The fun insight comes when we realize that the strong correlation between the Mexican peso (and the Canadian dollar) to crude oil is an opportunity to gain insights. The COT data for the peso and the CAN$ are useful proxies for what crude oil prices should do, and that is especially true when they come into agreement. Here is what I mean:
The commercial traders for both the Mexican peso and the Canadian dollar are at a multi-year record net long position. In other words, the smart money believes that these two oil-correlated currencies are going to be headed higher. For that to happen, oil prices should presumably also head higher, or else the strong correlation would have to break.

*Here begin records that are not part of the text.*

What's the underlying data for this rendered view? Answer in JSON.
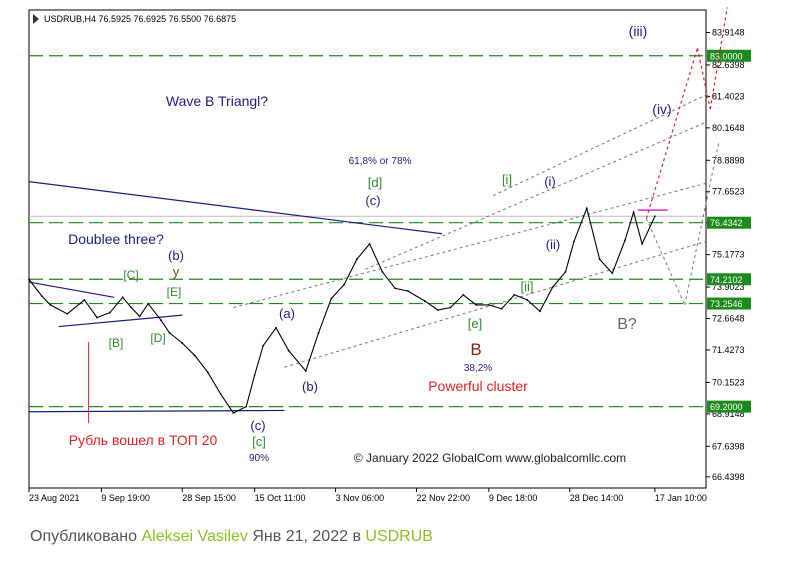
{
  "chart_data": {
    "type": "line",
    "header": "USDRUB,H4  76.5925 76.6925 76.5500 76.6875",
    "ylim": [
      66.0,
      84.8
    ],
    "y_ticks": [
      "83.9148",
      "82.6398",
      "81.4023",
      "80.1648",
      "78.8898",
      "77.6523",
      "76.4342",
      "75.1773",
      "73.9023",
      "72.6648",
      "71.4273",
      "70.1523",
      "68.9148",
      "67.6398",
      "66.4398"
    ],
    "x_range": [
      "2021-08-23",
      "2022-01-29"
    ],
    "x_ticks": [
      {
        "label": "23 Aug 2021",
        "date": "2021-08-23"
      },
      {
        "label": "9 Sep 19:00",
        "date": "2021-09-09"
      },
      {
        "label": "28 Sep 15:00",
        "date": "2021-09-28"
      },
      {
        "label": "15 Oct 11:00",
        "date": "2021-10-15"
      },
      {
        "label": "3 Nov 06:00",
        "date": "2021-11-03"
      },
      {
        "label": "22 Nov 22:00",
        "date": "2021-11-22"
      },
      {
        "label": "9 Dec 18:00",
        "date": "2021-12-09"
      },
      {
        "label": "28 Dec 14:00",
        "date": "2021-12-28"
      },
      {
        "label": "17 Jan 10:00",
        "date": "2022-01-17"
      }
    ],
    "price_series": {
      "x": [
        "2021-08-23",
        "2021-08-26",
        "2021-08-28",
        "2021-09-01",
        "2021-09-05",
        "2021-09-08",
        "2021-09-11",
        "2021-09-14",
        "2021-09-16",
        "2021-09-18",
        "2021-09-20",
        "2021-09-23",
        "2021-09-25",
        "2021-09-28",
        "2021-10-01",
        "2021-10-04",
        "2021-10-07",
        "2021-10-10",
        "2021-10-13",
        "2021-10-15",
        "2021-10-17",
        "2021-10-20",
        "2021-10-23",
        "2021-10-27",
        "2021-10-30",
        "2021-11-02",
        "2021-11-05",
        "2021-11-08",
        "2021-11-11",
        "2021-11-14",
        "2021-11-17",
        "2021-11-20",
        "2021-11-24",
        "2021-11-27",
        "2021-11-30",
        "2021-12-03",
        "2021-12-06",
        "2021-12-09",
        "2021-12-12",
        "2021-12-15",
        "2021-12-18",
        "2021-12-21",
        "2021-12-24",
        "2021-12-27",
        "2021-12-29",
        "2022-01-01",
        "2022-01-04",
        "2022-01-07",
        "2022-01-10",
        "2022-01-12",
        "2022-01-14",
        "2022-01-17"
      ],
      "y": [
        74.2,
        73.55,
        73.2,
        72.85,
        73.4,
        72.7,
        72.9,
        73.5,
        73.1,
        72.75,
        73.25,
        72.6,
        72.1,
        71.7,
        71.2,
        70.55,
        69.7,
        68.95,
        69.2,
        70.45,
        71.6,
        72.3,
        71.4,
        70.6,
        72.1,
        73.45,
        74.0,
        75.0,
        75.6,
        74.5,
        73.85,
        73.75,
        73.35,
        73.0,
        73.1,
        73.6,
        73.2,
        73.2,
        73.05,
        73.6,
        73.4,
        72.95,
        73.9,
        74.5,
        75.7,
        77.0,
        75.0,
        74.45,
        75.75,
        76.85,
        75.6,
        76.6875
      ]
    },
    "horizontal_levels": [
      "83.0000",
      "76.4342",
      "74.2102",
      "73.2546",
      "69.2000"
    ],
    "current_price": 76.6875,
    "level_color": "#1d8a1d",
    "projection_color": "#e0202a",
    "channel_color": "#777777",
    "trendline_color": "#1b1e7a",
    "price_line_color": "#000000",
    "label_red": "#e0202a",
    "label_navy": "#1b1e7a",
    "label_green": "#2e8b2e",
    "label_gray": "#666666",
    "labels": {
      "iii": "(iii)",
      "iv": "(iv)",
      "wave_b_triangle": "Wave B Triangl?",
      "fib_ratio": "61,8% or 78%",
      "d_green": "[d]",
      "c_navy_top": "(c)",
      "i_green": "[i]",
      "i_navy": "(i)",
      "ii_navy": "(ii)",
      "ii_green": "[ii]",
      "doublee_three": "Doublee three?",
      "b_navy": "(b)",
      "y_brown": "y",
      "C_green": "[C]",
      "E_green": "[E]",
      "B_green": "[B]",
      "D_green": "[D]",
      "a_navy": "(a)",
      "b_low_navy": "(b)",
      "e_green": "[e]",
      "B_big": "B",
      "pct_38": "38,2%",
      "powerful_cluster": "Powerful cluster",
      "B_question": "B?",
      "c_navy_bottom": "(c)",
      "c_green_bottom": "[c]",
      "pct_90": "90%",
      "ruble_note": "Рубль вошел в ТОП 20",
      "copyright": "© January 2022 GlobalCom www.globalcomllc.com"
    }
  },
  "caption": {
    "prefix": "Опубликовано",
    "author": "Aleksei Vasilev",
    "middle": "Янв 21, 2022 в",
    "symbol": "USDRUB",
    "link_color": "#8fbf21"
  }
}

The commercial traders of Canadian dollar futures (the
green black line) have been more consistently bullish, staying net long most of the time. Maybe someday they will be rewarded for that faithfulness. What is new right now is that the commercial traders of Mexican peso futures (the black green line) are now joining in that assessment in a big way. The implication is that both currencies should be headed higher in the weeks and months to follow, and also that crude oil should follow suit. We will be reporting on the actual results for what crude oil does in our subscription publications.
The peso may not be all that valuable today as a currency to buy dollar-denominated “stuff” with. But it is wonderfully valuable in other ways, especially as a proxy indicator for telling us where crude oil prices can be headed.